It’s been over a week since the Michigan football team ended its regular season on the sourest possible note. And while the Wolverines have had time for their bodies to recover, they still haven’t fully healed from the 42-13 beating Ohio State handed them.
There is a silver lining: No. 14 Michigan was invited to play Florida in the Buffalo Wild Wings Citrus Bowl on New Year’s Day. But in advance of the bowl game, senior linebacker Joe Bolden opened up about the emotions surrounding their regular-season-ending loss.
“To be 100 percent honest, I’m not over either one of the losses (to Michigan State or Ohio State),” Bolden said. “It’s just crazy to think about. I guess in a way, both us and Ohio State were that close to finishing Michigan State, and it’s not something that we’re happy about. Or, at least I can speak for myself, it’s not something I’m happy about.
“I think it’s a good opportunity that we have with the Citrus Bowl, and with a solid opponent in Florida to end the season on a good note and get these guys and get everybody rolling into next year.”
After hearing Bolden’s comments, fifth-year senior center Graham Glasgow leaned forward and cosigned his statement.
“For the record, I am also not happy about those two losses,” he said.
The Buckeyes scored more points on the Wolverines than any other team this season — 42, one more than Indiana’s 41 in a double-overtime Michigan win — and likely kept Michigan from making a New Year’s Six bowl in Jim Harbaugh’s first season as coach.

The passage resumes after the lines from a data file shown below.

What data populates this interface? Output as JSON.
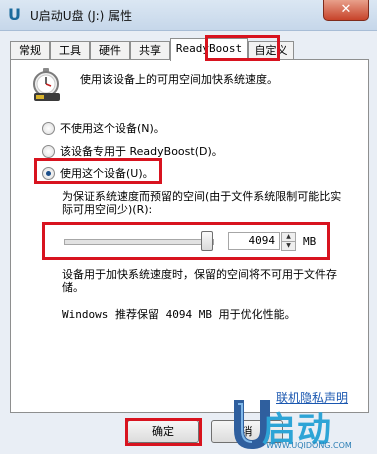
{
  "window": {
    "title": "U启动U盘 (J:) 属性",
    "close_symbol": "✕",
    "app_icon": "usb-drive-icon"
  },
  "tabs": [
    {
      "label": "常规"
    },
    {
      "label": "工具"
    },
    {
      "label": "硬件"
    },
    {
      "label": "共享"
    },
    {
      "label": "ReadyBoost",
      "active": true
    },
    {
      "label": "自定义"
    }
  ],
  "readyboost": {
    "icon": "readyboost-stopwatch-icon",
    "intro": "使用该设备上的可用空间加快系统速度。",
    "options": [
      {
        "label": "不使用这个设备(N)。",
        "selected": false
      },
      {
        "label": "该设备专用于 ReadyBoost(D)。",
        "selected": false
      },
      {
        "label": "使用这个设备(U)。",
        "selected": true
      }
    ],
    "reserve_label": "为保证系统速度而预留的空间(由于文件系统限制可能比实际可用空间少)(R):",
    "slider_fraction": 0.95,
    "space_value": "4094",
    "space_unit": "MB",
    "usage_note": "设备用于加快系统速度时，保留的空间将不可用于文件存储。",
    "recommendation": "Windows 推荐保留 4094 MB 用于优化性能。"
  },
  "footer": {
    "privacy_link": "联机隐私声明",
    "ok_label": "确定",
    "cancel_label": "消"
  },
  "watermark": {
    "brand": "启动",
    "url": "WWW.UQIDONG.COM"
  },
  "colors": {
    "highlight": "#d8131f",
    "title_bar": "#c6d7ea",
    "link": "#1a57b0",
    "brand": "#2da4d6"
  }
}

And other than the 29-point blowout, the Wolverines were in both of their other losses this season. They lost by seven at Utah in Week 1, and were one miraculous fumbled punt away from beating Michigan State.
“I think, really, the common factor when you look at all three of our losses this year is not tackling,” Bolden said.

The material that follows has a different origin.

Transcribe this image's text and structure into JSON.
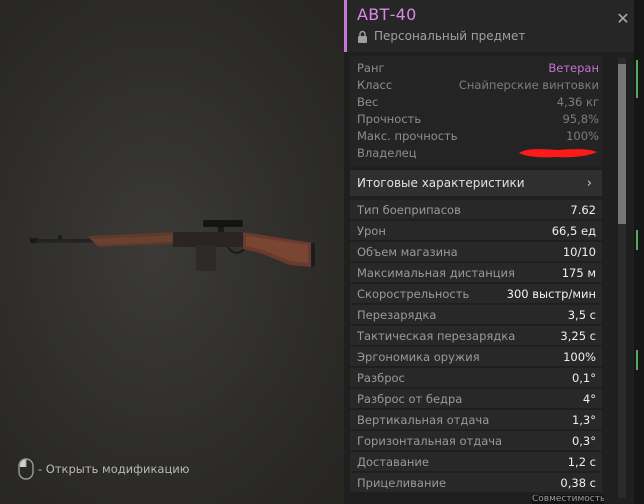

That was certainly the case against the Buckeyes, as J.T. Barrett and Ezekiel Elliott perfectly executed the read-option offense. The game turned into a blowout in the second half, making Michigan’s final loss of the season the most excruciating. It was the last game the Wolverines’ seniors played at Michigan Stadium.
“It was pretty emotional for me, just like seeing my teammates in (Michigan Stadium) for the last time, and being with Kyle and the O-line, we have our own little nook in the locker room where we all sit together,” Glasgow said. “It was pretty emotional. Never want to go out like that, and that probably added to it, and it is something that we’re trying to get over, something that I’m trying to get over by winning the last game.”

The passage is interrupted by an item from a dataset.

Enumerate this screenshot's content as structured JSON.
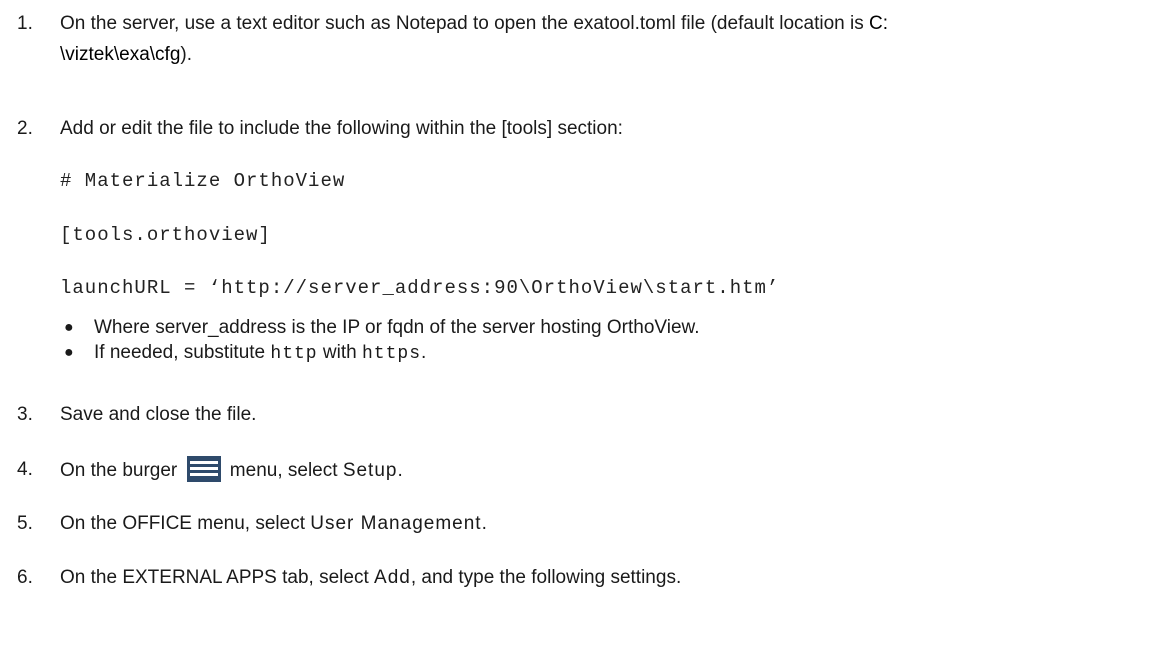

Added Bolden: “It’s hard to describe, especially the way it happened. … We got our butts kicked — there’s no ifs, ands or buts about it. And it’s just hard to fathom, you come in, and you remember the exact time you first put the uniform on, and you button your chinstrap on the helmet, and it’s just hard to fathom that that was the last game here in front of the home fans that we love so dearly.”
But while it’s understandable that Glasgow, Bolden and every other Wolverine senior would be torn up after losing to Ohio State for the fourth consecutive year, they were also able to keep a sense of perspective about the direction of the program under coach Jim Harbaugh.
“I think that this program is rising very quickly, and I think that it could (compete for a Big Ten title) as soon as next year,” Glasgow said. “I think that the guys that we’re losing are going to be replaced by more than capable and able guys, and talented guys, and I think that they’ll be a good team next year.”